This 1963 episode of I've Got A Secret pops up periodically. From this week on Boing Boing to Alex Ross's 2007 blog post searching for Karl Schenzer.
And it is, indeed, pretty interesting. John Cale was recently arrived in New York City--Ross notes that he got a ride down from Tanglewood in Iannis Xenakis's car--and still a couple of years away and a stint under LaMonte Young's sway from forming the Velvet Underground. John Cage enlisted him and some other sympathetic pianists to perform Vexations, an epic 1949 composition by Erik Satie, for the first time. That was Cale's secret. Schenzer's was that he alone stayed for the entire 18-hour performance.

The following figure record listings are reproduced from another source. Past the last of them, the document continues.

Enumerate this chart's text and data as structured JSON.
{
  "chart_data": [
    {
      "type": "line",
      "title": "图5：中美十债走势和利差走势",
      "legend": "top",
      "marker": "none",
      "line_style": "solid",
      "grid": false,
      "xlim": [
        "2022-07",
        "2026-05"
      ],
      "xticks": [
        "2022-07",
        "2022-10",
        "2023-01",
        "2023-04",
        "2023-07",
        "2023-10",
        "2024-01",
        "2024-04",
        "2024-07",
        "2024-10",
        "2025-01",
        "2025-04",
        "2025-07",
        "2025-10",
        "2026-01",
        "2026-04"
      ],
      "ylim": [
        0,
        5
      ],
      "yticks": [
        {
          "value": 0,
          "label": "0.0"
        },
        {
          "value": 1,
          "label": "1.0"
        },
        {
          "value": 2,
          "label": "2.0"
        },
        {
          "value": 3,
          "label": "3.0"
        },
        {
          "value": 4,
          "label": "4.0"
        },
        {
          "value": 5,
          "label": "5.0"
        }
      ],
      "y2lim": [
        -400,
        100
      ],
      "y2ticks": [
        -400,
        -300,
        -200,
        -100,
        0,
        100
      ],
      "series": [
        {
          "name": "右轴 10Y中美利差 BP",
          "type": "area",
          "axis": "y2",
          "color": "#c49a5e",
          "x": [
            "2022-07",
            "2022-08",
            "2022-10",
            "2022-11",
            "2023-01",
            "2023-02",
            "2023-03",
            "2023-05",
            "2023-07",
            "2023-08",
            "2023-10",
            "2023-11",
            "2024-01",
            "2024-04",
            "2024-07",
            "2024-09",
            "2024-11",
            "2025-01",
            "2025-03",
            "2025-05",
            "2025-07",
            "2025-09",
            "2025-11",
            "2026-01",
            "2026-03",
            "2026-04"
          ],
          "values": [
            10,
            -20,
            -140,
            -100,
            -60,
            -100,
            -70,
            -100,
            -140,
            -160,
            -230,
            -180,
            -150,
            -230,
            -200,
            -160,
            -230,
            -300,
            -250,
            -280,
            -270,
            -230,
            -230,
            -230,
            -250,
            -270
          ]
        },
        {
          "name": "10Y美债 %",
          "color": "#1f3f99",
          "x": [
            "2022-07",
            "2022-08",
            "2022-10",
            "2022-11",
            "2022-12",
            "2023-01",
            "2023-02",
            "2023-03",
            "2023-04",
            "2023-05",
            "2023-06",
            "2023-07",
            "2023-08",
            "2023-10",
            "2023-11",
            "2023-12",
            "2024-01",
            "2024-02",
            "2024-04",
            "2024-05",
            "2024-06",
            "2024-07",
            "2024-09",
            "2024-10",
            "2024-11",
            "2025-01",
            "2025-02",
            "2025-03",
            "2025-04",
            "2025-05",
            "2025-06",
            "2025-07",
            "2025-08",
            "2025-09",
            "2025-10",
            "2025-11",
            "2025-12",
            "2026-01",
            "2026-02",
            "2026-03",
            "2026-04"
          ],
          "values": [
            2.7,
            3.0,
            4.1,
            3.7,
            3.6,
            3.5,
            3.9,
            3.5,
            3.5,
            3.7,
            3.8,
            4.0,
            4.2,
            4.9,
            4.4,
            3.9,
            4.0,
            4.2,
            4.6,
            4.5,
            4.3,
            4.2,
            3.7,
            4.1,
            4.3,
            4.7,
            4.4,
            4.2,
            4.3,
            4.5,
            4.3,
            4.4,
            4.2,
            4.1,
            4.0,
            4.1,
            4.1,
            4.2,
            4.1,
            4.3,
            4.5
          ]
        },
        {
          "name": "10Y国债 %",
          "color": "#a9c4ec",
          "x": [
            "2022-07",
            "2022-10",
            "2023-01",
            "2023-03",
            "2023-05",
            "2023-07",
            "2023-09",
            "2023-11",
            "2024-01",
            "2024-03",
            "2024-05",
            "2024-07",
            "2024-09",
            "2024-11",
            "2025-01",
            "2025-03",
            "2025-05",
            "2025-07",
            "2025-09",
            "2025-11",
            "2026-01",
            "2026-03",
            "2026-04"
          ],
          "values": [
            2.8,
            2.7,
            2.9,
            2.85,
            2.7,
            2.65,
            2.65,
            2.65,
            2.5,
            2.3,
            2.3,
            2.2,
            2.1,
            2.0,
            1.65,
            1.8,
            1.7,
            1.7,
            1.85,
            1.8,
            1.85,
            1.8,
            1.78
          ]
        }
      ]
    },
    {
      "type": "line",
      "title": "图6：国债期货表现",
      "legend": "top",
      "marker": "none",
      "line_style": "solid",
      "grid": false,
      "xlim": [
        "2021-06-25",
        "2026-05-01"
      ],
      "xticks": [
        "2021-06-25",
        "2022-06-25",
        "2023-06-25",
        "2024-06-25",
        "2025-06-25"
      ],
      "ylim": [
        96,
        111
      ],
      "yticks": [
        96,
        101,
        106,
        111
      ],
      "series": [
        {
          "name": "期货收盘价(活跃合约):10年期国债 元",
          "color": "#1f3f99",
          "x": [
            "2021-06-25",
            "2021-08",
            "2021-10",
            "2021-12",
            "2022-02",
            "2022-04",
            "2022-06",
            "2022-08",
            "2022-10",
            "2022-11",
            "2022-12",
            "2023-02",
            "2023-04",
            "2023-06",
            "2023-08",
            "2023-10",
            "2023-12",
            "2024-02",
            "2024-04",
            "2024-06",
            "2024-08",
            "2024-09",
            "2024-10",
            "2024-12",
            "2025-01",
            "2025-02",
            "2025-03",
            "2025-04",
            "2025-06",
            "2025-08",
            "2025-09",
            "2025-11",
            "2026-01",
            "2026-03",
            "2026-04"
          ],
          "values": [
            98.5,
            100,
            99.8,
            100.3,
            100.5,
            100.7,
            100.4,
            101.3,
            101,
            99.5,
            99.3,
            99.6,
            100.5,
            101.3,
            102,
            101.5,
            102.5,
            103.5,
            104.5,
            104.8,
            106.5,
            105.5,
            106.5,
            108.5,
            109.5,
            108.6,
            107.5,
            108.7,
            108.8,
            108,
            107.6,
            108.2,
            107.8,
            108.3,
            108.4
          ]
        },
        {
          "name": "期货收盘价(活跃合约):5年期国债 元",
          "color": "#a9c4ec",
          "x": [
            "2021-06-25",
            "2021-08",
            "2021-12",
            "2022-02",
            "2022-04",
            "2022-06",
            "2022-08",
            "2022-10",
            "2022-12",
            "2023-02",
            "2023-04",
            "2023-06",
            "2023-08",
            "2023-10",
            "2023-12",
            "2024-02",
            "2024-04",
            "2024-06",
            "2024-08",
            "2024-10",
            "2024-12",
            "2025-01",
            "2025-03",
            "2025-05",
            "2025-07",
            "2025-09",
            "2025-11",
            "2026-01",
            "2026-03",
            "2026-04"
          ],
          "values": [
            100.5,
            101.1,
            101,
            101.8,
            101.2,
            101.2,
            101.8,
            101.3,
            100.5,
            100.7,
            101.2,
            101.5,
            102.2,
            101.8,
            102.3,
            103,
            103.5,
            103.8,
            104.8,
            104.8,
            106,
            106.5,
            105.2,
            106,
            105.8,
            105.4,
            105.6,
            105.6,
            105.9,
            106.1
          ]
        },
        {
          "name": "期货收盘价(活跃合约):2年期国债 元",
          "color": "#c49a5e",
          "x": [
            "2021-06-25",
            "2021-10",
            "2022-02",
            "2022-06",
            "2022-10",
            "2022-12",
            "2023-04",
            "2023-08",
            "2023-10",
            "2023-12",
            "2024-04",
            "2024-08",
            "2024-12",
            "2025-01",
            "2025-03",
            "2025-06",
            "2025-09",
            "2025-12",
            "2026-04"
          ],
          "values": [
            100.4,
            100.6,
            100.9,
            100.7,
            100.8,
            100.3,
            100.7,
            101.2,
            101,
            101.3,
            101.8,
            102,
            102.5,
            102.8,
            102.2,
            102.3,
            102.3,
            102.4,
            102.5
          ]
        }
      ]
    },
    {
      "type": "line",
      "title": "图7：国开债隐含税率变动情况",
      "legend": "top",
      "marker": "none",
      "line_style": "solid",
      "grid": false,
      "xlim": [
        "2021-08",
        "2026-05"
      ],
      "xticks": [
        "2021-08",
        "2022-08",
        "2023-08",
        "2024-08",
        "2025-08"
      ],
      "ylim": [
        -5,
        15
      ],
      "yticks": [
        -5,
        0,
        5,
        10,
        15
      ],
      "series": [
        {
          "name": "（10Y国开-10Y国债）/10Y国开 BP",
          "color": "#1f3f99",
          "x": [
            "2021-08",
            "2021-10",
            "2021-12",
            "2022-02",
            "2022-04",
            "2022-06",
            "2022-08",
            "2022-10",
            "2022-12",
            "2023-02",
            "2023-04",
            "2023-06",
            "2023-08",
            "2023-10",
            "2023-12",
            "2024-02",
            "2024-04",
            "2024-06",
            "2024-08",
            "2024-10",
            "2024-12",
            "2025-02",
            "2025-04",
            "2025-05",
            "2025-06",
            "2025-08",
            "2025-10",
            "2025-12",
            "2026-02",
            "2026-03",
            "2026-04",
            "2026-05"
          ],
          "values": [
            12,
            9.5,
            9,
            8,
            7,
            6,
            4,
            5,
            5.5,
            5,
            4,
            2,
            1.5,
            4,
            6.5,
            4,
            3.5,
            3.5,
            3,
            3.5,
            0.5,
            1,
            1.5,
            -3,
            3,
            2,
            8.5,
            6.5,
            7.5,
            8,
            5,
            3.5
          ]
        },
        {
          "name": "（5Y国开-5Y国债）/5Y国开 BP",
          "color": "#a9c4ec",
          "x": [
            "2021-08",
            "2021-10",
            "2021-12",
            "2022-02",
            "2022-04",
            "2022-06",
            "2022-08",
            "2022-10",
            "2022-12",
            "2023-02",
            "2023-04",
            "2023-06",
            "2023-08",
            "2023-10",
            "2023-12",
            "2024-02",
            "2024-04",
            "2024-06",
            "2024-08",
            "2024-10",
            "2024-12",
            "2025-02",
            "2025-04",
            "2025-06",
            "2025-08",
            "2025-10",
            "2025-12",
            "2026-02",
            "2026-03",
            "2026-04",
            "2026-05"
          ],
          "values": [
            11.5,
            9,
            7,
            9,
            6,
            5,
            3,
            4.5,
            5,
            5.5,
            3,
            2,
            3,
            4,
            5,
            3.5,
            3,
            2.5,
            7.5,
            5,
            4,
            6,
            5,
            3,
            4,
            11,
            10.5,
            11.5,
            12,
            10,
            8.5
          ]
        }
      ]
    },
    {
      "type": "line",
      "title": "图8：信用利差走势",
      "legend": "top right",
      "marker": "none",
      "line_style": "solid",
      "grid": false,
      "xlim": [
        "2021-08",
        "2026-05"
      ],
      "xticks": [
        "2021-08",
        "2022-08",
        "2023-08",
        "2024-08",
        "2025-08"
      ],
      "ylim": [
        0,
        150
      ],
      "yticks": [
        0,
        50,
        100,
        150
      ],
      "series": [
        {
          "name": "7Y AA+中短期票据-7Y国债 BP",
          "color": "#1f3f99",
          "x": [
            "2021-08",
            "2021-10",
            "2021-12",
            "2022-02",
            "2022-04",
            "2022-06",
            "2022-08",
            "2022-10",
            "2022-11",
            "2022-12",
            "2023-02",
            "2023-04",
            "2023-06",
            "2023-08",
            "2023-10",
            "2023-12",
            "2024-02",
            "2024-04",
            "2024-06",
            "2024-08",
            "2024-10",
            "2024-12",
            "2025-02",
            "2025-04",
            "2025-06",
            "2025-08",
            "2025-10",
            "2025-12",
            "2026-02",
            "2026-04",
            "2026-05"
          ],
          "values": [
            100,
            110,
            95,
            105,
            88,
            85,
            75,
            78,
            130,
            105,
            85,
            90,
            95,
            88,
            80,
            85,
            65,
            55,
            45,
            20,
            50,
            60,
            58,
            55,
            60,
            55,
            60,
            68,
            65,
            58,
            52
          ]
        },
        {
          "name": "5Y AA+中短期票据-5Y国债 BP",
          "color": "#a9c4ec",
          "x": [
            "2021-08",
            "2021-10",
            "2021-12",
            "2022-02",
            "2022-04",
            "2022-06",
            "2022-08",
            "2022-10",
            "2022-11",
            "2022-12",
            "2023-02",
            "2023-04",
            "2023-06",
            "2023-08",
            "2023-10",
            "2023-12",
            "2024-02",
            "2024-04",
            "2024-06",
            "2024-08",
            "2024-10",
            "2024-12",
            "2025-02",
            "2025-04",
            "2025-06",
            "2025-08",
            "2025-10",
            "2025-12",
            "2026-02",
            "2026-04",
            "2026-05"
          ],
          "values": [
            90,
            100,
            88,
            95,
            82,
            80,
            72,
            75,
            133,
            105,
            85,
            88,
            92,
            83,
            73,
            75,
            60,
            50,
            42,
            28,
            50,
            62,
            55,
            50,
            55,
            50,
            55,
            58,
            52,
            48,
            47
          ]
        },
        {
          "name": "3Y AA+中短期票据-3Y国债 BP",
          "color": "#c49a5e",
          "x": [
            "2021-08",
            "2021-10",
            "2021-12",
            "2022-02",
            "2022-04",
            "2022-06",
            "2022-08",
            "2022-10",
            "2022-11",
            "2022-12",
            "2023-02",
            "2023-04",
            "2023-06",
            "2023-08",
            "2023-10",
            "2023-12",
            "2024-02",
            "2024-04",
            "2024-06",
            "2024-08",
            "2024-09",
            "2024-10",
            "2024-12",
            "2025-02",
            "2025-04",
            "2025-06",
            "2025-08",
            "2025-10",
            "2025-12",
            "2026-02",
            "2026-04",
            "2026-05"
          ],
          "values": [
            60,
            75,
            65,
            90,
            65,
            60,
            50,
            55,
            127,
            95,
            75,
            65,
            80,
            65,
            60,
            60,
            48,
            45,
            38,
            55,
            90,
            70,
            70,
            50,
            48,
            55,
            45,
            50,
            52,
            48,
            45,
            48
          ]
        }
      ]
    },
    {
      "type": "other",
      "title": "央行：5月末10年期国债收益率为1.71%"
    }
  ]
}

Of course, Cage himself had appeared on I've Got A Secret in 1960, giving a raucous rendition of his composition, Water Walk, while dressed, typically, like a Methodist minister.
Three years later, Cale and Schenzer also exude a buttoned-up, Cageian seriousness, but what caught my attention was Schenzer's namecheck of the concert's sponsor, the Foundation for Contemporary Performance Arts, which Cage and Jasper Johns had just launched.
By 1963, I guess these folks were becoming better known, and certain of them, particularly Johns and Rauschenberg, were selling a fair amount of artwork. Yet as soon as they had two nickels to rub together, these artists were using the money to support and propagate the work of their fellow artists.
And it really amazes me to think that the cultural factions of the time were still so close together that this avant garde crew could turn up on a network TV game show. John Cage may have turned up at some point in the intervening 30 years, but it's very easy for me to imagine that the first mention of Erik Satie on CBS was also his last.